PHY293F - 2010

Modern Physics

Dr. Pierre Savaria
(MP129E, phy293h1f physics utoronto ca)
Office Hours: Any time I am there and free, or by appointment (see * below)
Secretary: April Seeley (MP129)

*Fixed office hours may not be convenient for some of you. So do feel welcome to drop by at any time, any week day, until 18h. If I am in my office and not otherwise busy with other people, you will have my undivided attention. If I am not around, leave a message with my keeper (April) in MP129, and I will get back to you. You can also schedule an appointment by email.

Topics | Textbook | Correspondence | Lecture Notes


After reviewing basic but essential ideas in classical mechanics, we give an introduction to Einstein's special relativity, including evidence for the frame-independence of the speed of light, time dilation, length contraction, causality, and the relativistic connection between energy and momentum. Then we follow the historical development of quantum mechanics with the photoelectric and Compton effects, Bohr's model of the atom, wave-particle duality, leading to Schrödinger's equation and wave functions with a discussion of their general properties and probabilistic interpretation.


The textbook for the Modern Physics part of the course is Quantum Mechanics by B.H. Bransden and C.J. Joachain. Copies are available in the U of T Bookstore and the Discount Bookstore. This book will be used from the 8th lecture on. For the first seven lectures, the reference will be the lecture notes. The Relativity chapter of any general first-year physics textbook (eg. Serway & Jewett) can also serve as a reference if needed.


All correspondence with me about the content of the course and the assignments should be sent to phy293h1f physics utoronto ca. Requests for an appointment concerning course administration matters should be sent to the Course Coordinator, Prof.

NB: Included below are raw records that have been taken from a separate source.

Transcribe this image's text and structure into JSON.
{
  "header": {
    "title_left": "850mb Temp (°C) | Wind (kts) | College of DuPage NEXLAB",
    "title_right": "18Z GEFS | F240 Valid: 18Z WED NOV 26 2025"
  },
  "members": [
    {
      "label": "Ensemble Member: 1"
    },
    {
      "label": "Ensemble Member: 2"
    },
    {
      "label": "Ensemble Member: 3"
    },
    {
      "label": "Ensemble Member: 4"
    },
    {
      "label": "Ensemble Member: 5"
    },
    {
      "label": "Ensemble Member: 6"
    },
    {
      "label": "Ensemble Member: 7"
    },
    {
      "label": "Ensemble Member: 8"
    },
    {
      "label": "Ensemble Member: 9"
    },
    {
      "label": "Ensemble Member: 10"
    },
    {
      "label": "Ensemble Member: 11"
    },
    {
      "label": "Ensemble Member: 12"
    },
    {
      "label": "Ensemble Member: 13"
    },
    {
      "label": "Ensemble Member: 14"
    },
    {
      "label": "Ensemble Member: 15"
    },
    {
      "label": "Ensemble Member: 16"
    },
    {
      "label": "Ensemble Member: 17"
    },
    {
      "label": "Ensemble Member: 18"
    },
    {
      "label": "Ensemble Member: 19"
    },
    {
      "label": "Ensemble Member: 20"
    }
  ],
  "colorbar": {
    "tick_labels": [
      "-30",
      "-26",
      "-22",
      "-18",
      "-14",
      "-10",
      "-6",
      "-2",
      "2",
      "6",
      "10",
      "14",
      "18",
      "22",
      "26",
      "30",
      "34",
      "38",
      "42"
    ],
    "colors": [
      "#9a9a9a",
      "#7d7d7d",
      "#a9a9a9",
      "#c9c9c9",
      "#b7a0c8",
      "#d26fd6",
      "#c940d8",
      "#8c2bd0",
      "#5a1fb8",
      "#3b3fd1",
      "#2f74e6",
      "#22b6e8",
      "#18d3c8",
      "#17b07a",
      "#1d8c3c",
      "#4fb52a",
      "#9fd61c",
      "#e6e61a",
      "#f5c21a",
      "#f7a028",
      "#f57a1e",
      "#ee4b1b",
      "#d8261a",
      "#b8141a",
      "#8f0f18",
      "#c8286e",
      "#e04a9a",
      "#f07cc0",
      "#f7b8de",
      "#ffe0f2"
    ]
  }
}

Trischuk.

The tutorials for PHY293/Modern Physics will be held each week on Thursday from November 4 to December 2.

Lecture Notes

The Topic column of the following table contains the outline of each lecture for this part of the course. Comprehensive notes for each lecture will be posted in pdf format as soon as possible after the lecture. A cumulative file containing all lecture notes up to that point will be updated weekly. That cumulative file will have a hyperlinked table of contents and hyperlinked equation and section references.

The lecture notes constitute the main reference for the Modern Physics part of the course. All the material they contain is examinable, whether or not it has been explicitly discussed in class.

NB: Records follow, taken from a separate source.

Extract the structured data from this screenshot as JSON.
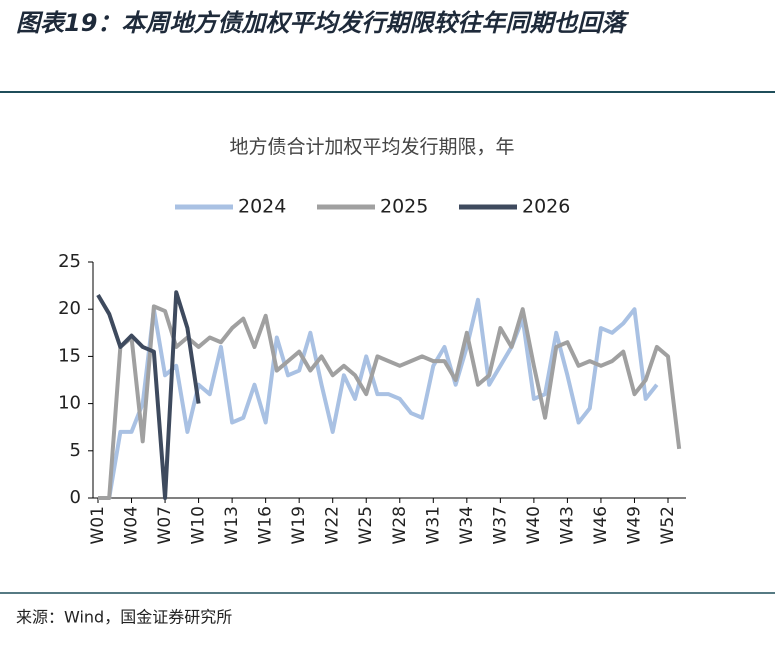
{
  "header": {
    "title": "图表19：本周地方债加权平均发行期限较往年同期也回落"
  },
  "chart_data": {
    "type": "line",
    "title": "地方债合计加权平均发行期限，年",
    "categories": [
      "W01",
      null,
      null,
      "W04",
      null,
      null,
      "W07",
      null,
      null,
      "W10",
      null,
      null,
      "W13",
      null,
      null,
      "W16",
      null,
      null,
      "W19",
      null,
      null,
      "W22",
      null,
      null,
      "W25",
      null,
      null,
      "W28",
      null,
      null,
      "W31",
      null,
      null,
      "W34",
      null,
      null,
      "W37",
      null,
      null,
      "W40",
      null,
      null,
      "W43",
      null,
      null,
      "W46",
      null,
      null,
      "W49",
      null,
      null,
      "W52",
      null
    ],
    "series": [
      {
        "name": "2024",
        "color": "#a9c1e3",
        "values": [
          0,
          0,
          7,
          7,
          10,
          20,
          13,
          14,
          7,
          12,
          11,
          16,
          8,
          8.5,
          12,
          8,
          17,
          13,
          13.5,
          17.5,
          12,
          7,
          13,
          10.5,
          15,
          11,
          11,
          10.5,
          9,
          8.5,
          14,
          16,
          12,
          16,
          21,
          12,
          14,
          16,
          19,
          10.5,
          11,
          17.5,
          13,
          8,
          9.5,
          18,
          17.5,
          18.5,
          20,
          10.5,
          12,
          null,
          null
        ]
      },
      {
        "name": "2025",
        "color": "#a0a0a0",
        "values": [
          0,
          0,
          16,
          17,
          6,
          20.3,
          19.8,
          16,
          17,
          16,
          17,
          16.5,
          18,
          19,
          16,
          19.3,
          13.5,
          14.5,
          15.5,
          13.5,
          15,
          13,
          14,
          13,
          11,
          15,
          14.5,
          14,
          14.5,
          15,
          14.5,
          14.5,
          12.5,
          17.5,
          12,
          13,
          18,
          16,
          20,
          14,
          8.5,
          16,
          16.5,
          14,
          14.5,
          14,
          14.5,
          15.5,
          11,
          12.5,
          16,
          15,
          5.2
        ]
      },
      {
        "name": "2026",
        "color": "#3e4a5e",
        "values": [
          21.5,
          19.5,
          16,
          17.2,
          16,
          15.5,
          0,
          21.8,
          18,
          10,
          null,
          null,
          null,
          null,
          null,
          null,
          null,
          null,
          null,
          null,
          null,
          null,
          null,
          null,
          null,
          null,
          null,
          null,
          null,
          null,
          null,
          null,
          null,
          null,
          null,
          null,
          null,
          null,
          null,
          null,
          null,
          null,
          null,
          null,
          null,
          null,
          null,
          null,
          null,
          null,
          null,
          null,
          null
        ]
      }
    ],
    "ylim": [
      0,
      25
    ],
    "yticks": [
      0,
      5,
      10,
      15,
      20,
      25
    ]
  },
  "footer": {
    "source": "来源：Wind，国金证券研究所"
  }
}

Problem sets will be posted on the day they are going out, before the lectures, not earlier. They are due one week after the date they are posted.

Lecture Date Topic Textbook Reference Problem Sets Practice Materials
October 25 Quick review of mechanics I Notes    
October 26 Quick review of mechanics II Notes    
October 29 Einstein's relativity postulates Notes    
November 1 Spacetime interval, Lorentz transformations Notes Problem Set #1 Survival kit #1
November 2 Time dilation, length contraction Notes    
November 5 Addition of velocities, causal structure Notes    
November 8 Relativistic mechanics Notes Problem Set #2 Survival kit #2
November 9 Photoelectric effect B&J, section 1.2    
November 12 Compton effect B&J, section 1.3 Solutions 1  
November 15 Bohr's model of the atom B&J, section 1.4 Problem Set #3 Survival kit #3
November 16 De Broglie's matter-wave hypothesis B&J, section 1.6    
November 19 Double slit and nature of light/matter B&J, section 2.1 Test & problem set 2 solutions  
November 22 Wave function, complex numbers B&J, section 2.1 Problem Set #4 Survival kit #4
November 23 Probabilistic interpretation, linearity B&J, section 2.2    
November 26 Wave packets B&J, section 2.4 Solutions 3  
November 29 Heisenberg's uncertainty principle B&J, section 2.5    
November 30 Constructing Schrödinger's equation B&J, section 3.1   Survival kit #5
December 3 Time-independent Schrödinger equation B&J, section 3.5 Solutions 4  
December 6 Qualitative features of energy eigenfunctions B&J, section 3.6   Exam Equation Sheet

Problem sets are due at 17h on the due date noted on the assignment. They should be left in the course's problem-set drop box in the basement of the McLennan Physics building (across from the elevators -- where you have been handing in past Physics course problem sets). Your tutors will pick them up, grade them and return them in tutorial that week.